Anarchy and Commercialism

In a recent article, Anarchy and Commercialism, in Inside Higher Education Philip G. Altbach and Brendan Rapple are critical of the swiftly growing number of exploitative, pseudo and very mediocre journals whose primary goal is to make easy money rather than disseminate and advance scholarship. Their conclusion:
Is there any solution to this periodicals crisis? Several strategies spring to mind. Scholars can refuse to serve on editorial boards, submit articles, or act as peer reviewer for journals that are manifestly of poor quality and/or are excessively priced. Those applying for promotion and funding can be limited to submitting, say, five or six seminal publications — the point being that the quality of one's research should count for more than quantity.

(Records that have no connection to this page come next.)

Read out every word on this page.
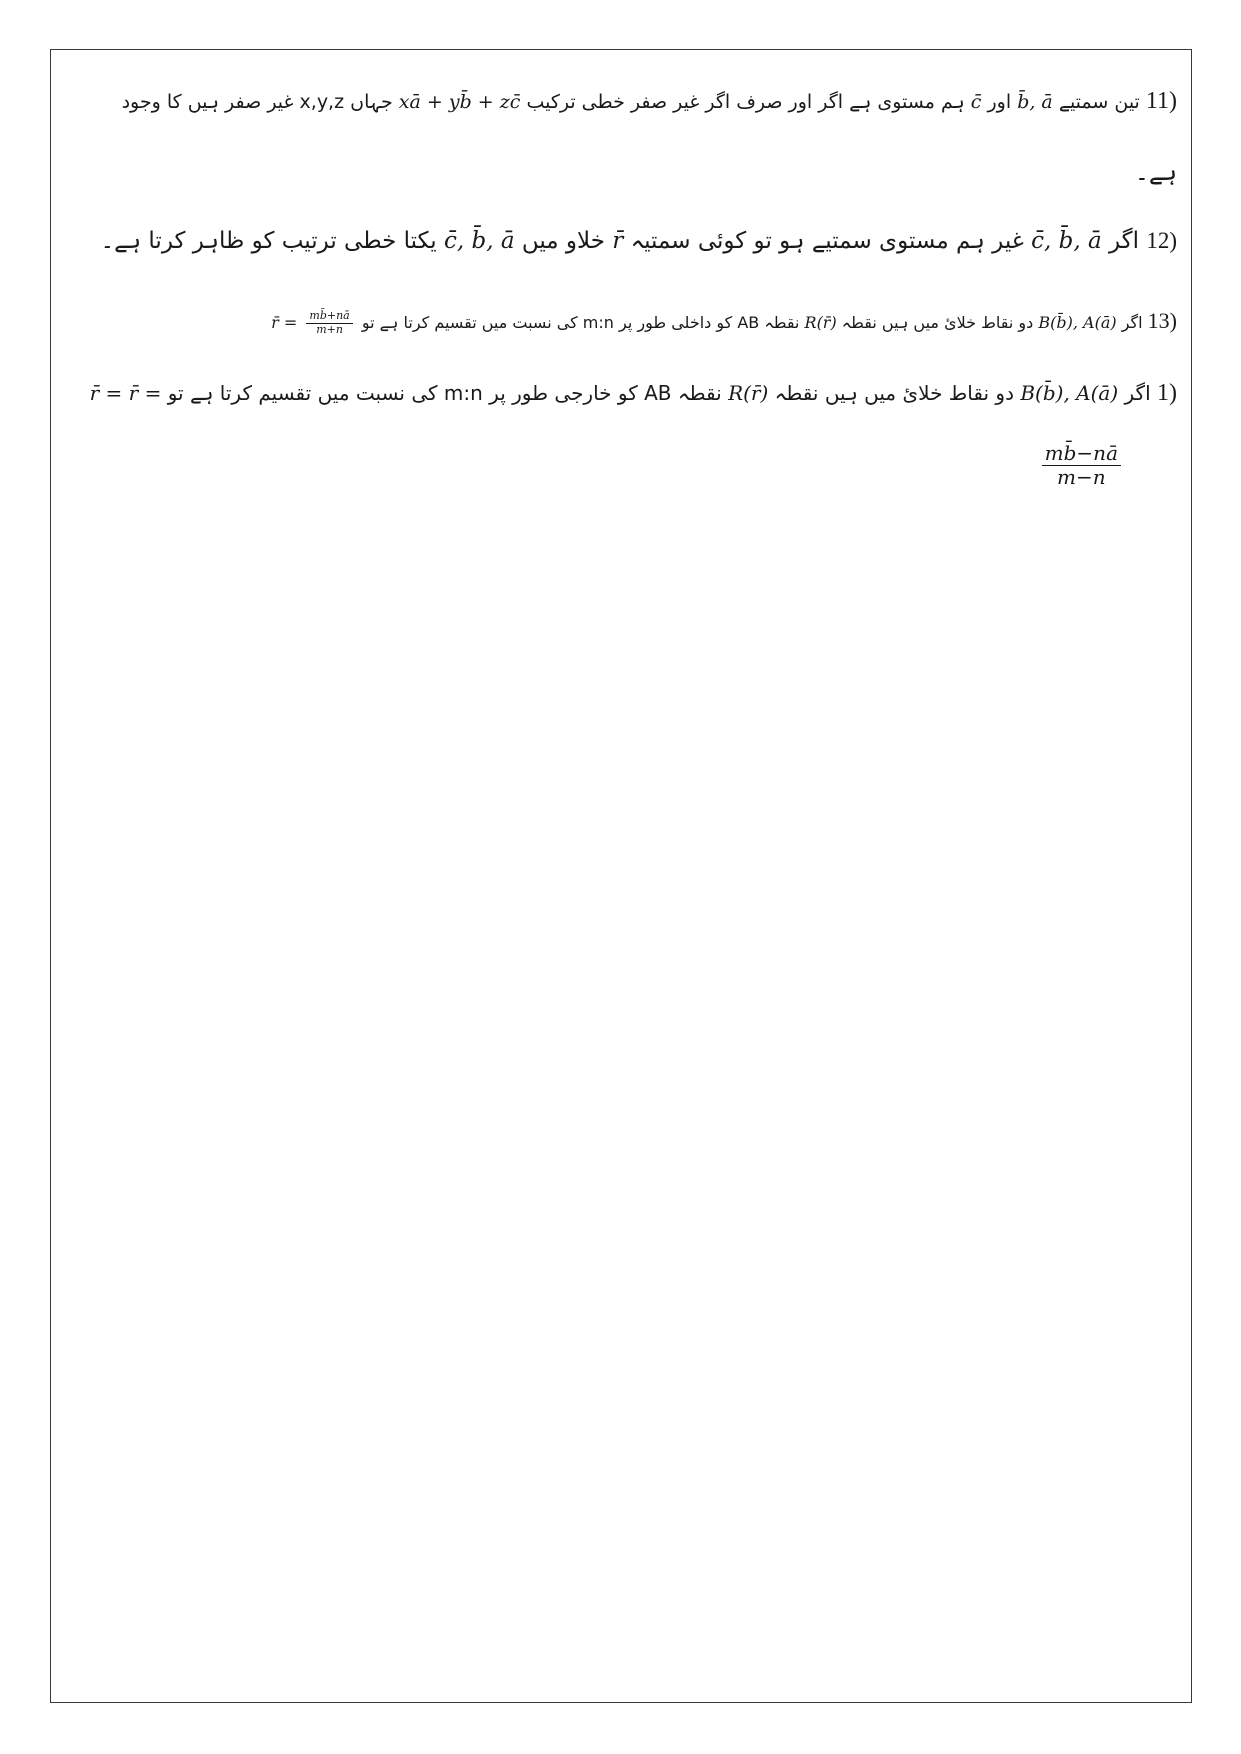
11) تین سمتیے b̄, ā اور c̄ ہم مستوی ہے اگر اور صرف اگر غیر صفر خطی ترکیب xā + yb̄ + zc̄ جہاں x,y,z غیر صفر ہیں کا وجود
ہے۔
12) اگر c̄, b̄, ā غیر ہم مستوی سمتیے ہو تو کوئی سمتیہ r̄ خلاو میں c̄, b̄, ā یکتا خطی ترتیب کو ظاہر کرتا ہے۔
13) اگر B(b̄), A(ā) دو نقاط خلائ میں ہیں نقطہ R(r̄) نقطہ AB کو داخلی طور پر m:n کی نسبت میں تقسیم کرتا ہے تو
$\frac{mb̄+nā}{m+n}$
r̄ =
1) اگر B(b̄), A(ā) دو نقاط خلائ میں ہیں نقطہ R(r̄) نقطہ AB کو خارجی طور پر m:n کی نسبت میں تقسیم کرتا ہے تو r̄ = r̄ =
$\frac{mb̄-nā}{m-n}$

Open-access e-journals hold strong promise. Many scholarly organizations and universities have created new open-access journals that are reliably peer-reviewed and are backed by respected scholars. There are over 7,000 free, quality-controlled scholarly journals in the Directory of Open Access Journals. Some of these publications have achieved a high level of respectability and acceptance, while, admittedly, others are struggling, and there are no doubt some that are of poor quality and little relevance. It is early in the open-access movement. If successful, this movement can be an important vehicle for eradicating economic barriers to accessing scholarship. Moreover, if universities and scholarly societies, through expanding open access, can wrest more control of both the production and diffusion of scholarship away from commercial publishers, legitimate and illegitimate, as well as quality control and prices could be placed on a surer footing.

It is undeniable that presently technology and globalization have brought anarchy to the communication of knowledge in academe and have created serious problems for the academic profession, in a time of increased competition. A meaningful solution will take much dialogue and probably significant changes to how scholarship is diffused, as well as rewarded.